Aujourd’hui, le tourisme de masse a cédé la place à un tourisme sur-mesure voire fait maison. Il est même, en pratique, parfois totalement décorrélé de l’industrie elle-même. Cette dernière doit réagir, et vite, sous peine de se voir clouée au sol.

Selon une enquête Orange-Terrafemina publiée en avril 2013, plus de deux français sur trois ont l’habitude de réserver leur séjour sur le web. 19 % y ont recours uniquement pour s’informer tandis qu’ils ne sont plus que 4 % à tout faire en agence. Définitivement, notre monde a changé. D’un côté, Kodak a disparu alors que 3600 photos sont mises en ligne chaque seconde sur Instagram. De l’autre, nous voyageons à l’aide de billets électroniques réservés et payés sur le net depuis notre téléphone portable. Trois révolutions technologiques pour expliquer cette digitalisation : les smartphones, les réseaux sociaux et le haut débit mobile. Et dans cette tourmente, l’univers du tourisme a vu son millefeuille d’intermédiaires exploser en plein vol. Tour-opérateurs, agences de voyages, transporteurs, site vitrine et autres se retrouvent désormais livrés à eux-mêmes et en direct face au consommateur final. Leur impératif : établir le contact.

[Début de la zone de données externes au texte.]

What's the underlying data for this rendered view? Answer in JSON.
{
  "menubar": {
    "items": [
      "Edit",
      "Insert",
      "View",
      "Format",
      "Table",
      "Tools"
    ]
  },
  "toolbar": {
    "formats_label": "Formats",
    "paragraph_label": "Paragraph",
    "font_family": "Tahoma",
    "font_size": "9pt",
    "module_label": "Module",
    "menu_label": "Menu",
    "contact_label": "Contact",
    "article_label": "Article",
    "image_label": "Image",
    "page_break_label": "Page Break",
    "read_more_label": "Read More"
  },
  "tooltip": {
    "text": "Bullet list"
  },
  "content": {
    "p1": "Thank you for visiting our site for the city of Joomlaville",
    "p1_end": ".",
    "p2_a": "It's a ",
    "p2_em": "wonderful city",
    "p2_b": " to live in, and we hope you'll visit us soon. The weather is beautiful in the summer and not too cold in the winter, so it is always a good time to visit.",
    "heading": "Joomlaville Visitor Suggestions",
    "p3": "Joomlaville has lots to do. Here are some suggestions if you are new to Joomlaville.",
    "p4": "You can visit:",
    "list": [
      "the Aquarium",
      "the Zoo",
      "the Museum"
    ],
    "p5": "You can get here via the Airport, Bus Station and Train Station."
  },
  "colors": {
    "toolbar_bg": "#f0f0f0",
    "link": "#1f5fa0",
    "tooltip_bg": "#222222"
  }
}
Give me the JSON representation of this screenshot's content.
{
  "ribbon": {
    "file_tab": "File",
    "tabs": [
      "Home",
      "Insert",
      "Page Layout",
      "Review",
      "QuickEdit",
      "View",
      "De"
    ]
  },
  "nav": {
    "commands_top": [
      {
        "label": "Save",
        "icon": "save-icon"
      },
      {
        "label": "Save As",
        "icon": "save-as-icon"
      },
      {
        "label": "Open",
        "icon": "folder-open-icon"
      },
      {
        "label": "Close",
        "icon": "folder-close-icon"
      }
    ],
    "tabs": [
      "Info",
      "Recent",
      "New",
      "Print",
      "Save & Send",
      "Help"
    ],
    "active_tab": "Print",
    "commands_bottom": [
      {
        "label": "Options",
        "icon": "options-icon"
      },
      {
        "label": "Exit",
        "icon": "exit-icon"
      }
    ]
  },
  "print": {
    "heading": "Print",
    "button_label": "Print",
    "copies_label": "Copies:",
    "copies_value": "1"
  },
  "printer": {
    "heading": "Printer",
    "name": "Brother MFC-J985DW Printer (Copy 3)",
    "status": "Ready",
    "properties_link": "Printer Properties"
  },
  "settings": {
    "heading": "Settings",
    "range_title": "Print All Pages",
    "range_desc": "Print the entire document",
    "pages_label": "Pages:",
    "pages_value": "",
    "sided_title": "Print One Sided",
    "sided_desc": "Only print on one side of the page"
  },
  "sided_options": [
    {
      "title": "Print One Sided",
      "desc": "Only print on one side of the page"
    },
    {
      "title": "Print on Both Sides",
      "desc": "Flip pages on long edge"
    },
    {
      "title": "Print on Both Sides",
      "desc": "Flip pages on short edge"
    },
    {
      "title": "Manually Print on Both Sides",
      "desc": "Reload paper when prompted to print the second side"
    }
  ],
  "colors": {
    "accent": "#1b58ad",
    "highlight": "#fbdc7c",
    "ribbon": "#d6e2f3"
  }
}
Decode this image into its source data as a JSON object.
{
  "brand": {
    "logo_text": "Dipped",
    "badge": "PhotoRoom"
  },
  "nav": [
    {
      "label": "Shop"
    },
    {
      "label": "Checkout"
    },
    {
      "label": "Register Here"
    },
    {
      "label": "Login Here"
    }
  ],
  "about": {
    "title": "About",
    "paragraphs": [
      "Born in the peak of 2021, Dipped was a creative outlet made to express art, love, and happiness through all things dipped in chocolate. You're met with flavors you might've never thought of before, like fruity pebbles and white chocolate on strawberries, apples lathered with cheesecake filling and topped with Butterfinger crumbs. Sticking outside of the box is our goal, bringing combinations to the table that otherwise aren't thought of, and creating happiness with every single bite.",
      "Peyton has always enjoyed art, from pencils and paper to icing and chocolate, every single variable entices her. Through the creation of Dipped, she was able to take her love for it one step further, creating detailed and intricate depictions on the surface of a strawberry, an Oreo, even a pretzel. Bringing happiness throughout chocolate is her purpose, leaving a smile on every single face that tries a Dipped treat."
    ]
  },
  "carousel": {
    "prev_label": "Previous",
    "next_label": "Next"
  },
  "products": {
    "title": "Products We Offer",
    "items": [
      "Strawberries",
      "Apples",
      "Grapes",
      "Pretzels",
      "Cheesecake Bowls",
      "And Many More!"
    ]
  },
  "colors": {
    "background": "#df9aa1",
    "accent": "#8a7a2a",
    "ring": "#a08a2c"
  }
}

Ne plus penser voyages mais voyageurs

Les règles du jeu ont été redéfinies et le modèle économique des tour-opérateurs est révolu. Aujourd’hui la place est à ceux qui sauront abandonner le rôle de producteurs/fournisseurs d’offres packagées pour se concentrer sur le client et se transformer en compagnon du vacancier. Il ne faut plus penser voyage mais voyageurs, ni raisonner destination mais service. Les gagnants seront ceux qui permettront à leurs clients de réussir leurs vacances. Désormais ce sont les consommateurs qui dictent les règles du jeu. Et, pour pouvoir se mettre aux services des voyageurs, il faut disposer d’un ensemble d’applications mobiles et de services numériques cohérents. Leur fonction première sera de présenter la partie visible d’une plateforme digitale plus globale. En clair : démultiplier les points d’entrées et les agréger en un pour une expérience utilisateur unifiée. De plus, l’authenticité est devenue le maître mot. « Il faut être le plus pertinent, le plus transparent et le plus vrai possible. Il faut également bien connaître les produits et les destinations que l’on vend pour être légitime. Pour ça il faut savoir brasser les informations, les trier et les rediriger vers les internautes.», confirmait Jean-Pierre Nadir, fondateur d’Easyvoyage.com

80% des données en ligne restent inexploitées.

Et ces informations c’est la « data » qui les donne. Elles sont là, en ligne, disponibles et en grand nombre. Pour se faire une idée, en 2003 la quantité de données produites en un an correspondait à celle produite en 2013 en … 10 minutes ! Et ces données, facilement accessibles, sont désormais manipulables à moindre coût grâce aux technologies et outils issus du Big Data. Pourtant 80% restent inexploitées. Alors, tout comme il a révolutionné le monde de la grande distribution et de la finance, le Big Data va permettre à l’industrie du tourisme, tout acteur confondu, de passer le voyageur au microscope. De le comprendre dans son intimité, dans ses rouages complexes et de l’aider, in fine, à faire du sur-mesure.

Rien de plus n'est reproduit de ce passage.